Credentials required. If you have not yet received evaluation credentials, please request access.

Note: Our TAXII server currently only supports versions 1.x of the TAXII protocol.

1. From the navigation menu on the Threat Intelligence dashboard, click the Feeds Downloader icon.

2. Click Add Threat Feed, then click Add TAXII Feed.

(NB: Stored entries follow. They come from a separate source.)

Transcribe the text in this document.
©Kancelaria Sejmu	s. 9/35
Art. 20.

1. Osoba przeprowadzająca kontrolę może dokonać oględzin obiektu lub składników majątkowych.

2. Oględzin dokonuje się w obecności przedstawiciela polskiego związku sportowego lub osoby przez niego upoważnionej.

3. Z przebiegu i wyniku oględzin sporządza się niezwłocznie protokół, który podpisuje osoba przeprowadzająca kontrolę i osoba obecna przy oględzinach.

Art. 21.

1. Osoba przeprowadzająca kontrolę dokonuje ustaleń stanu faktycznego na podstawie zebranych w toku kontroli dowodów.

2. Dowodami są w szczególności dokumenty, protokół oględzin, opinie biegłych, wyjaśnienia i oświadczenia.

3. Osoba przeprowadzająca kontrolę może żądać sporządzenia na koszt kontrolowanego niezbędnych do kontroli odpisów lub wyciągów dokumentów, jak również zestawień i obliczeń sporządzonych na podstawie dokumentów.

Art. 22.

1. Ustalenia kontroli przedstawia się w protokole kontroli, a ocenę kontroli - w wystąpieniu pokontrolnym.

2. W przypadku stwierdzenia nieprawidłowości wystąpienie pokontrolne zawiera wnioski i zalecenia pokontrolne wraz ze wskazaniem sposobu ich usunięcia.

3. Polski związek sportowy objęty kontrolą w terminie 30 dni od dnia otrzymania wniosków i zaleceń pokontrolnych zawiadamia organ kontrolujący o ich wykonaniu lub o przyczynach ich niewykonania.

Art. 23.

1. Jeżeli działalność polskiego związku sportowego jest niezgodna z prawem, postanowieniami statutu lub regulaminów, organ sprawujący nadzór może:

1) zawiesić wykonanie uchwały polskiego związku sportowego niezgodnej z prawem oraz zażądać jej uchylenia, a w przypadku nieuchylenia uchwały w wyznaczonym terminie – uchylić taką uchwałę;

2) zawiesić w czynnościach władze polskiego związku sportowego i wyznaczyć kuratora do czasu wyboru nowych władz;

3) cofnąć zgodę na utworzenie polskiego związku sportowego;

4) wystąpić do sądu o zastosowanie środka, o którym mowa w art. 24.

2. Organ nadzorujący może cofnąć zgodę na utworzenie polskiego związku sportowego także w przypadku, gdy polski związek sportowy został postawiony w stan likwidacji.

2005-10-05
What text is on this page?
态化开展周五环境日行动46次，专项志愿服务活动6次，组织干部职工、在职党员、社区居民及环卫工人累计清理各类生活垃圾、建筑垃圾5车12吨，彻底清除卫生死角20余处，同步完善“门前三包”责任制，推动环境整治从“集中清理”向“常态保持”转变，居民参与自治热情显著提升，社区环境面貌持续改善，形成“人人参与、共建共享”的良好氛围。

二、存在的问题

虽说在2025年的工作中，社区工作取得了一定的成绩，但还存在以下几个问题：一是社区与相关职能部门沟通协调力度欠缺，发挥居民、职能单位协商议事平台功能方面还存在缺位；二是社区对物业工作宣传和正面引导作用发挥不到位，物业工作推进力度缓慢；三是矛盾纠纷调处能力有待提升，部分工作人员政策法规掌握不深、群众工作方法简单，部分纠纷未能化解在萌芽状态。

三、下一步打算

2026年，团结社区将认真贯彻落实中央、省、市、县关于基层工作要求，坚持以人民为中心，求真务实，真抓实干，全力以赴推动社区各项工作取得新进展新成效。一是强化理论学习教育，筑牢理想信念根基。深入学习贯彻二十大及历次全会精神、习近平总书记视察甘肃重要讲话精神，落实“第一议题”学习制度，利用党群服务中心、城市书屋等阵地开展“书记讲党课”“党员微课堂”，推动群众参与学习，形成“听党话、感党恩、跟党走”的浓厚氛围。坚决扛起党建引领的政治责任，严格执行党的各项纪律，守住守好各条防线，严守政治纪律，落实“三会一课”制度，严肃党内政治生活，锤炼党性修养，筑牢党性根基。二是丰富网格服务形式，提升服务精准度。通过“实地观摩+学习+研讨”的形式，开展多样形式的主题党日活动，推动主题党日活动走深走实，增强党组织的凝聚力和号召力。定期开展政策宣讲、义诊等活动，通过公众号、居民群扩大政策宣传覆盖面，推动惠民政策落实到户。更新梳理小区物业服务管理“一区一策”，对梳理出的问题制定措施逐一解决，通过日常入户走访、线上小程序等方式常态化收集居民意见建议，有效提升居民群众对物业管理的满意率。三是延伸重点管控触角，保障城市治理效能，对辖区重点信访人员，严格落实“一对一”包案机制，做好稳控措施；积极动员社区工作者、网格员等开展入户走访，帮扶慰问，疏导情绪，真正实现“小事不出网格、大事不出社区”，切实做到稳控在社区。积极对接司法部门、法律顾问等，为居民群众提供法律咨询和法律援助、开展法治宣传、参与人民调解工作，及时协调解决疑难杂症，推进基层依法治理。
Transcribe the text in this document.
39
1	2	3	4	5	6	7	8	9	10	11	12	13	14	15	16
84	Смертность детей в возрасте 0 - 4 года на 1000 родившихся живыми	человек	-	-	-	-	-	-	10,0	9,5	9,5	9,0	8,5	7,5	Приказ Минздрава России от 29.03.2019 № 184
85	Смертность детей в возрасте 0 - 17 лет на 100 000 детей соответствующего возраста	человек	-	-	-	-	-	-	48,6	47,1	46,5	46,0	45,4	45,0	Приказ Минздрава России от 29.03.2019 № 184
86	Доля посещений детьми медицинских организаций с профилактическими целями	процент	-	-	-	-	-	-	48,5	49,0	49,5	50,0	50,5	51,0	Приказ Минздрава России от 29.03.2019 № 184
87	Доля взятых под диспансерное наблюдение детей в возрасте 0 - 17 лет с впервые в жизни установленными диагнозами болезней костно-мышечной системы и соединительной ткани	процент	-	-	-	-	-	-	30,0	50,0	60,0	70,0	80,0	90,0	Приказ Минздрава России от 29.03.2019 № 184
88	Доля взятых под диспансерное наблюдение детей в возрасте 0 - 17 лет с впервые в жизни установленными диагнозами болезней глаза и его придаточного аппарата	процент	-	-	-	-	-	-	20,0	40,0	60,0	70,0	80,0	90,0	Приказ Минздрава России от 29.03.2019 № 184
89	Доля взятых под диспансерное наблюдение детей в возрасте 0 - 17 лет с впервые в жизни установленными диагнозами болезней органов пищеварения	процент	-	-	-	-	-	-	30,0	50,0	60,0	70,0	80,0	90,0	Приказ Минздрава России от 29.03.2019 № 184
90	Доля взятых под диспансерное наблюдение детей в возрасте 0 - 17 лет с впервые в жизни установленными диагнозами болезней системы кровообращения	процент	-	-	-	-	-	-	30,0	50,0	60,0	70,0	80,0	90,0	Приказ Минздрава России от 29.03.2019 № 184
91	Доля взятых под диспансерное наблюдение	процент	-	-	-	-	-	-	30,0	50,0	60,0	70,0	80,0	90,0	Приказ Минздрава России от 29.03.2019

3. On the Add TAXII Feed window, click the Connection tab and configure the following:

   • TAXII Endpoint: https://taxii.precisionsec.com/services/discovery
   • Version: TAXII 1.x
   • Authentication Method: HTTP Basic
   • Username/Password: Enter the credentials you were provided

4. Click Discover. You should now be able to view the available collections on the Parameter page.

5. Add the IPv4 Observable type to the Malware IPs Reference Set:

   • “malware-collection” should already be selected under Collections (leave this as default)
   • Select your Polling Interval (we recommend Hourly)
   • Set the Observable Type to IPv4 Address
   • Set the Reference Set to Malware IPs
   • Set Poll Initial Date to Now
   • Click Add

6. Repeat step 5 to add Malware URLs to the Malware URLs Reference Set.

7. Repeat step 5 to add Domain Names to the Malware Hostnames Reference Set.

8. Repeat step 5 to add MD5 Hashes to the Malware Hashes MD5 Reference Set.

9. Repeat step 5 to add SHA256 Hashes to the Malware Hashes SHA256 Reference Set.

10. Click Next to move to the Summary page, then click Save.

Your QRadar instance is now configured to pull PrecisionSec threat intelligence automatically from the STIX/TAXII feed. You can manually trigger a pull by clicking Poll Now. Once a feed has been downloaded, metrics will appear in the Signatures received last poll and Total signatures received fields. Click any Reference Set link to view the indicators and export them to CSV.